Li Huiming, Liu Jun, Yan Shaoying, Rao Chunmei, Wang Ling
Department of Laboratory Medicine, The First Affiliated Hospital of Nanchang University, Nanchang, 330006, People's Republic of China.
Department of Laboratory Medicine, Eastern Hepatobiliary Surgery Hospital, Second Military Medical University, Shanghai, 200438, People's Republic of China.
Cancer Manag Res. 2023 Jun 14;15:501-509. doi: 10.2147/CMAR.S408548. eCollection 2023.
Platelet distribution width (PDW) is a marker of platelet anisocytosis that increases with platelet activation.
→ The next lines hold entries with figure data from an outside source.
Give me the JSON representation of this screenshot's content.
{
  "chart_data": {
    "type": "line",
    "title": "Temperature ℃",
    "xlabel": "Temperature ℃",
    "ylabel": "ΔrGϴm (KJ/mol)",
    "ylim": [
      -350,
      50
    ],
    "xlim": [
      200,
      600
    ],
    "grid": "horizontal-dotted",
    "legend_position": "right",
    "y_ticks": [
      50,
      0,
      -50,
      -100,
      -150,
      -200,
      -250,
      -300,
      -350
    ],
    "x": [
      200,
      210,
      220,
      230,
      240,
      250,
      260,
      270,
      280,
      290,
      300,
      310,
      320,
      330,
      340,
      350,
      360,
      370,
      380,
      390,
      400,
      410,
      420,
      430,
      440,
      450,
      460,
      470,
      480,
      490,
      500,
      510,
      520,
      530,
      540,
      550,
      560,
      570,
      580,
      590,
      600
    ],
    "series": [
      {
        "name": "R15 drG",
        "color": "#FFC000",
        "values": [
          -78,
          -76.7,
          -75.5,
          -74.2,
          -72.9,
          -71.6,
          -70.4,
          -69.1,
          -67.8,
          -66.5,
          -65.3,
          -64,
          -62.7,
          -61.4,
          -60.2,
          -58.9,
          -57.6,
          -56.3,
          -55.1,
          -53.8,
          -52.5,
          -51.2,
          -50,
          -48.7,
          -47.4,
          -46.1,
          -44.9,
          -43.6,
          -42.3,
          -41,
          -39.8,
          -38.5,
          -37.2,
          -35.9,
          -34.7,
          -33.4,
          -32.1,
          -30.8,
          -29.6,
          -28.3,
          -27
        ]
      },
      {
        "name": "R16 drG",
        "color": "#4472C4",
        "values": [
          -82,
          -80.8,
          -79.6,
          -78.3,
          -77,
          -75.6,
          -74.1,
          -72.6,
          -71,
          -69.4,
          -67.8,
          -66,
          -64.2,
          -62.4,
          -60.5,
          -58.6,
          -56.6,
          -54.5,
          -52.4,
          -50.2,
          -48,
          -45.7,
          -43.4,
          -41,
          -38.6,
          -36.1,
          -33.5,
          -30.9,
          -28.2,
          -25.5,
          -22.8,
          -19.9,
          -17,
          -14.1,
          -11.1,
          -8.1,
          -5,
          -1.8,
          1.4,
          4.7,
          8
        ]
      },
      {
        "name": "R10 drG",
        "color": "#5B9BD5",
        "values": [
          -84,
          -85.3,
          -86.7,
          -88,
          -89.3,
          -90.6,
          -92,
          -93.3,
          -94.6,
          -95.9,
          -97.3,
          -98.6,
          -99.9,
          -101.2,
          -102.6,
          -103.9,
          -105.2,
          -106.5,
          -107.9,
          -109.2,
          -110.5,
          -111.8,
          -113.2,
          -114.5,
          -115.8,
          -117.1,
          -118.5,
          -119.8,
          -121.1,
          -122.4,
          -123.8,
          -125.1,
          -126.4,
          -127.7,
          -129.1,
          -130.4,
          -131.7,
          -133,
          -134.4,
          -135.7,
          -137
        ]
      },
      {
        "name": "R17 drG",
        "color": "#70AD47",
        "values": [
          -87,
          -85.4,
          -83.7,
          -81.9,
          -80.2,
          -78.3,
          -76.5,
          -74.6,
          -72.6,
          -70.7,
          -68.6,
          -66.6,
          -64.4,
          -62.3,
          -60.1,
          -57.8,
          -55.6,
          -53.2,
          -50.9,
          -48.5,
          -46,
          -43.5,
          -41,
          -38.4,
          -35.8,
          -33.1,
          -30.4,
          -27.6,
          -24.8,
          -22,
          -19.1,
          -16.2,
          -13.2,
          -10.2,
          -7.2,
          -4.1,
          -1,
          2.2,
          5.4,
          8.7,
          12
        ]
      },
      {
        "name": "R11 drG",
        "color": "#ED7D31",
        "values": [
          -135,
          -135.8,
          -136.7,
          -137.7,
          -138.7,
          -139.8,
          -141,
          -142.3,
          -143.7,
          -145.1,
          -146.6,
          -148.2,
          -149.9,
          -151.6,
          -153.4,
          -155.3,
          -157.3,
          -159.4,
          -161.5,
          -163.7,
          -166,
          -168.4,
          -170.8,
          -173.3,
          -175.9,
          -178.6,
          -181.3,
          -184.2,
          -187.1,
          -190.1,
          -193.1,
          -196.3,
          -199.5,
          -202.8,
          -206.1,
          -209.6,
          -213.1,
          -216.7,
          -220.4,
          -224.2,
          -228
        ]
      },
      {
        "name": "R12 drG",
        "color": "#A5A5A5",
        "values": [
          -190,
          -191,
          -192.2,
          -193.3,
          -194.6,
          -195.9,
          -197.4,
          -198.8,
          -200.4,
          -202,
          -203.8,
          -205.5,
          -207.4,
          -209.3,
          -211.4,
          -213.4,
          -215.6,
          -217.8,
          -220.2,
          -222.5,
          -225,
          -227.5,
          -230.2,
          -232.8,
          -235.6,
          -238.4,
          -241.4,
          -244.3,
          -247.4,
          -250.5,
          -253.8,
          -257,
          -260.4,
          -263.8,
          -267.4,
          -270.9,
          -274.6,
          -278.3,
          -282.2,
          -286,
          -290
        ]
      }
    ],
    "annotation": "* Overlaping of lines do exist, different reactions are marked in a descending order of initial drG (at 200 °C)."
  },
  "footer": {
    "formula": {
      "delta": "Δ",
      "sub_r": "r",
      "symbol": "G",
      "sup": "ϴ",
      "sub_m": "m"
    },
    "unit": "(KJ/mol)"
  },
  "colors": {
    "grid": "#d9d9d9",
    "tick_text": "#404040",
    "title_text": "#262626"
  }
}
The clinical implications of PDW in HCC are not well-defined. This study aimed to determine whether PDW could predict recurrence in patients with HCC after resection.
Between January and December 2008, 471 patients with HCC were recruited retrospectively. The clinicopathological characteristics of patients with HCC were analyzed based on the relationship between the two PDW groups. Kaplan-Meier curves and multivariate Cox regression analyses were used to evaluate the relationship between PDW and disease-free survival (DFS). A novel nomogram was developed based on the identified independent risk factors. Its accuracy was evaluated using a calibration curve and concordance index. The predictive value was evaluated using a receiver operating characteristic (ROC) curve.
PDW was significantly associated with direct bilirubin, total bilirubin, urea, and prothrombin time. Patients with PDW ≥ 17.1 were a significantly shorter DFS than those with PDW < 17.1 (17.98% vs 49.83%, < 0.001). Multivariate analysis determined that alpha-fetoprotein (AFP), carcinoembryonic antigen, microvascular invasion (MVI), tumor size, and tumor number were the independent variables associated with DFS. Patients with PDW ≥ 17.1 had a hazard ratio of 1.381 (95% confidence interval: 1.069-1.783, = 0.014) for DFS. AFP, PDW, MVI, tumor size, and tumor number were identified as preoperative independent risk factors for DFS and used to establish the nomogram. Calibration curve analysis revealed that the standard curve fitted well with the predicted curve. ROC curve analysis demonstrated the high efficiency of the nomogram.
Increased PDW may predict recurrence-free survival in patients with HCC. Our nomogram model also performed well in predicting patient prognoses.
血小板分布宽度(PDW)是血小板异质性的一个指标,随血小板活化而增加。PDW在肝癌中的临床意义尚不明确。本研究旨在确定PDW是否可预测肝癌切除术后患者的复发情况。
回顾性纳入2008年1月至12月期间的471例肝癌患者。根据两个PDW组之间的关系分析肝癌患者的临床病理特征。采用Kaplan-Meier曲线和多因素Cox回归分析评估PDW与无病生存期(DFS)之间的关系。基于确定的独立危险因素绘制了一个新的列线图。使用校准曲线和一致性指数评估其准确性。使用受试者工作特征(ROC)曲线评估预测价值。
PDW与直接胆红素、总胆红素、尿素和凝血酶原时间显著相关。PDW≥17.1的患者DFS明显短于PDW<17.1的患者(17.98%对49.83%,<0.001)。多因素分析确定甲胎蛋白(AFP)、癌胚抗原、微血管侵犯(MVI)、肿瘤大小和肿瘤数量是与DFS相关的独立变量。PDW≥17.1的患者DFS的风险比为1.381(95%置信区间:1.069-1.783,=0.014)。AFP、PDW、MVI、肿瘤大小和肿瘤数量被确定为DFS的术前独立危险因素,并用于建立列线图。校准曲线分析显示标准曲线与预测曲线拟合良好。ROC曲线分析表明列线图具有较高的效率。
PDW升高可能预测肝癌患者的无复发生存期。我们的列线图模型在预测患者预后方面也表现良好。